Das Viertel bleibt dämlich

#1: Christus mansionem benedicat

»C+M+B« (»[C]hristus [m]ansionem [b]enedicat« – »Christus segne dieses Haus«) – lautet die Abkürzung, die sogenannte Sternsinger, meist als die Heiligen Drei Könige verkleidete Kinder, in katholischen Gegenden in der Zeit zwischen Weihnachten und Epiphanias auf Türen von Wohnungen und Häusern anbringen, um diese zu segnen und so vor Unglück zu bewahren. Auch in Connewitz – eigentlich ein katholischen Brauchtums eher unverdächtiger Landstrich – sind die Sternsinger mittlerweile zugange. Ihr Sprüchlein hier lautet freilich: »NO COPS [A]ll [C]ops [A]re [B]astards« – so kürzlich gesehen auf dem Türblatt eines Wohnhauses im Herzen von Connewitz.
In Leipzigs Szeneviertel Nr. 1 ist seit einiger Zeit ein inflationärer Anstieg derartiger Buchstaben- und Zahlenkürzel zu beobachten: keine Häuserzeile, ja eigentlich kein Haus, an dem nicht »ACAB« (nach Position der Buchstaben im Alphabet wahlweise auch »1312«) oder »AFA« (»Antifaschistische Aktion«, aka »161«) prangt – gerade so, als wäre ein Krieg ausgebrochen, in dem es unter Beweis zu stellen gälte, wem die Deutungshoheit im Kiez gehört. Ist dieses Gebaren hinsichtlich der Parolen »ACAB« und »FCK COPS« – zumindest aus der Perspektive der Teile der Szene, die mit der Polizei immerhin noch dann und wann aneinander geraten – noch ansatzweise, wenn auch nicht in der Quantität nachvollziehbar, wirkt die Dauermarkierung des Stadtteils als antifaschistische Festung selten überflüssig: Wo, wenn nicht in Connewitz sollte die Antifa sonst in der Mehrheit sein?
Vor allem jedoch hinsichtlich ihrer Form irritieren die Zahlen- und Buchstabencodes.
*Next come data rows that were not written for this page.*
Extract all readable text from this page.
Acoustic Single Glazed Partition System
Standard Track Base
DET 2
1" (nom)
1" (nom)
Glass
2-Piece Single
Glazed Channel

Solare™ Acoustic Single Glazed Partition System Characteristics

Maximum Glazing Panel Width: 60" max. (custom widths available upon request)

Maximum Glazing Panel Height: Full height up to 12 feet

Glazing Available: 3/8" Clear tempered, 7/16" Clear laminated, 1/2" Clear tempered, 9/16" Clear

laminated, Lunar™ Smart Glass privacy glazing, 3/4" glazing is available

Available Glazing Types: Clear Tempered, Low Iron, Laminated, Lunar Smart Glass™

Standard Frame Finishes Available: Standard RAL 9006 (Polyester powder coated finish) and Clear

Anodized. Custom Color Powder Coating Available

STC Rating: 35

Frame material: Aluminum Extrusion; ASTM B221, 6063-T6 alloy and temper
Ganz abgesehen davon, dass sie höchst unangenehm daran erinnern – und womöglich sogar Anleihen nehmen? –, wie für gewöhnlich Nazis den achten Buchstaben des Alphabets als Code verwenden: Wem bitte schön außer ohnehin Eingeweihten sollen sich die kryptischen Abkürzungen erschließen? Warum gibt man jegliche Funktion auf, die gemeinhin politischen Sprühereien eigen ist, die also entweder aufklären, etwas fordern oder sich solidarisieren wollen, dafür aber zur Grundbedingung haben, für Passanten verständlich zu sein? Genügen sie sich am Ende selbst, d.h. sind nur zur Markierung des eigenen Reviers da und richten sich gar nicht mehr an die Öffentlichkeit?
Es ist leider nicht zu ergründen, ob die mutmaßlich jugendliche Person die Tür des eingangs erwähnten Hauses gezielt mit einem Segensspruch gegen die Zumutungen des Polizeistaats versehen wollte oder ob ihr der Herrgott quasi unsichtbar die Hand führte – zumindest Letzteres ist in einer eher protestantisch geprägten Region wie Leipzig wohl eher auszuschließen. Dennoch scheint angesichts des momentan grassierenden Kürzel-Wahns ein religiöser Bezug nicht allzu weit hergeholt: In Anbetracht der Reduktion zweier ohnehin schmaler Argumente (»Antifa« und »Bullen sind Scheisse«) hin zu formelhaften, die Welt erklärenden Zeichen, mit denen das gesamte Lebensumfeld nachgerade rituell überzogen wird, sind zumindest grundlegende Charakteristika einer wahrhaft heilsbringenden Gemeinschaft bereits gegeben. Einzig an Transzendenz hapert es noch ein wenig.